FAMILY BEACH TRADITIONS
Going to the beach isn’t a “one size fits all” proposition! In the southern states, we are blessed with a wide variety of beaches. For the Connelly family, their preference for an annual family vacation was the beautiful Indian Rocks Beach, Florida. Near St. Petersburg, this Gulf beach had lovely white sand and beautiful shells. For my childhood friend Barbara and her family, going to the beach meant a post-Christmas vacation in Daytona Beach. For my Georgia-born friend Anne, the beach had to be Jekyll Island with the wind-twisted trees lining the beach. When we lived in Texas, we enjoyed exploring Galveston Beach, which seemed rugged and still bore traces of the 1900 hurricane there that was the deadliest natural disaster in American history.
Living in South Carolina for over three decades, we hit the beach jackpot—enjoying everything from Myrtle Beach to Litchfield Beach to Garden City Beach to Pawley’s Island to Kiawah Island to Hilton Head Island to Isle of Palms!
My immediate family, however, never went to the beach. My parents did not swim and to my mother, the ocean just reminded her of World War II. My father never saw the ocean; my mother first saw the ocean when I did (when I was 19 and she was 60). This photo of me was taken on that first beach trip—to Tybee Island near Savannah.

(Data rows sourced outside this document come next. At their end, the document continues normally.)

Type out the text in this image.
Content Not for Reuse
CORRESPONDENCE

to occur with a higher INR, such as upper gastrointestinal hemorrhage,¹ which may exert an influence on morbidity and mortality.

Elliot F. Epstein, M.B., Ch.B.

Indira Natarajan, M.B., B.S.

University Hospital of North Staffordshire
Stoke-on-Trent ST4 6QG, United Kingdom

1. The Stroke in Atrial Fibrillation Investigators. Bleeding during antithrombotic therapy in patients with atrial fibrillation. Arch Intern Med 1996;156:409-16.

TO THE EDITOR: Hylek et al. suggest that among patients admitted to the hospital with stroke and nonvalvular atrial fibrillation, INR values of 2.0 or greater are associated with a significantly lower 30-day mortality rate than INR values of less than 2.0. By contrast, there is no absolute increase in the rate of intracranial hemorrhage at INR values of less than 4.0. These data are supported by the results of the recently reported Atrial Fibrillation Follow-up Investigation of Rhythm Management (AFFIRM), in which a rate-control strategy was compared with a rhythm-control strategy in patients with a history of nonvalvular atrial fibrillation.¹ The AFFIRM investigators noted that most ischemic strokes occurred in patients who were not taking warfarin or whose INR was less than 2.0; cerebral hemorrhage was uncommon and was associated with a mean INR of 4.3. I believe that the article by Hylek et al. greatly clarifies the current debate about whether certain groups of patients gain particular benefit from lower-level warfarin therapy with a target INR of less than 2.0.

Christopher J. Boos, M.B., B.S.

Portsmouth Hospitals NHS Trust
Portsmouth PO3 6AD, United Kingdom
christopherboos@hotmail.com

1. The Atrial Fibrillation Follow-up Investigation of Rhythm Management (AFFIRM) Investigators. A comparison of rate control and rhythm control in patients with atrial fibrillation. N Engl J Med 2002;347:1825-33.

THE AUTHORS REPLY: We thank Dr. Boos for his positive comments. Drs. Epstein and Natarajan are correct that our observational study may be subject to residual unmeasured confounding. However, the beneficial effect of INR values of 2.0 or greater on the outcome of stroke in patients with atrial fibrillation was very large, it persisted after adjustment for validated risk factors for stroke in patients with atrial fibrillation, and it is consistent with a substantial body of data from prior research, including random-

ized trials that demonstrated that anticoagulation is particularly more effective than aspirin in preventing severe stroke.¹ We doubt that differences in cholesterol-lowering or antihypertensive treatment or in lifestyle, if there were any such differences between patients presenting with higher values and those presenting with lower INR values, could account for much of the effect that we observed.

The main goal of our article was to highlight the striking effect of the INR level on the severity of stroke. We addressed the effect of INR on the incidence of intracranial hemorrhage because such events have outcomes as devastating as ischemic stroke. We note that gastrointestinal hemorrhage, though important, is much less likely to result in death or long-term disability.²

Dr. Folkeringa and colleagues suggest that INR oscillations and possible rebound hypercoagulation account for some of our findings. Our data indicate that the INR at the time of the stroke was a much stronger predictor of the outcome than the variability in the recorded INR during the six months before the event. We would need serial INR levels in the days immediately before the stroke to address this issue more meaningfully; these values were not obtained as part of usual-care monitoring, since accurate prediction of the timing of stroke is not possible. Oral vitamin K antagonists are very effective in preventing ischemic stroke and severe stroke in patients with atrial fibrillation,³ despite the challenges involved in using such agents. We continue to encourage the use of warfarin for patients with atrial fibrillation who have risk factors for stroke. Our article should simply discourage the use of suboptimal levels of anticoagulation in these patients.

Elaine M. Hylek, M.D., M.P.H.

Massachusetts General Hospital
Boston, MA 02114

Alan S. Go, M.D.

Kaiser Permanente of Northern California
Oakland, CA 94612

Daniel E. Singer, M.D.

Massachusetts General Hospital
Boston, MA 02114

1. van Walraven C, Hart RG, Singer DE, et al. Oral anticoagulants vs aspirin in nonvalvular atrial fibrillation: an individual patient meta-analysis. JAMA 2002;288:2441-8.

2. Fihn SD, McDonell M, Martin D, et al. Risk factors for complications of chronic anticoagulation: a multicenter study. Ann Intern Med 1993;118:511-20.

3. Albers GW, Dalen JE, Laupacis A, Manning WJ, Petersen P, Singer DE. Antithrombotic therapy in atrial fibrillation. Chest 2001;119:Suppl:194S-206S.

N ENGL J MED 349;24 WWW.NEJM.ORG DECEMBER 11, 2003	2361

My brother Glenn had gotten to go to that beach several times when he was growing up—with the Underwood family. Every summer Uncle Richard, Aunt Della and Juanita rented a cabin at Savannah beach and Glenn was thrilled to go along with them. Aunt Della didn’t swim but Uncle Richard taught both Juanita and Glenn to swim at the beach.
So this particular summer when I was home from college, Glenn planned a family trip there. We rented a cottage within walking distance of the beach, and he, Katie, 6-year-old Emily, Mother and I prepared for an adventure. He had fun taking Mother shopping for her first Bermuda shorts to wear on the beach! We took a cooler with food and did most of our cooking at the cottage. Mother baked an apricot nectar cake to take along but in all the excitement, she forgot to bring it! Of course the cottage wasn’t air conditioned and we could hardly sleep for the heat and the sand that always managed to get on the sheets.
I loved exploring the Savannah area—the mysterious beauty of Bonaventure Cemetery with its rows of stately live oaks covered with long arms of Spanish moss that brushed your head as you walked along—the mosquito-infested marshes at the site of the Wesley brothers landing in Georgia with Oglethorpe—the interesting street patterns of Savannah’s squares. There was a carnival at the beach and I volunteered to take Emily for a ride on the Ferris wheel. She was a little daredevil and when we were stopped at the highest point, she stood up and began rocking the seat. I was terrified and the ride operator quickly brought us down and, much to my relief, made us leave. All in all, it was a lovely multi-generational first visit to the beach for Mother, Katie, Emily and me—planned for us by Glenn who loved it most.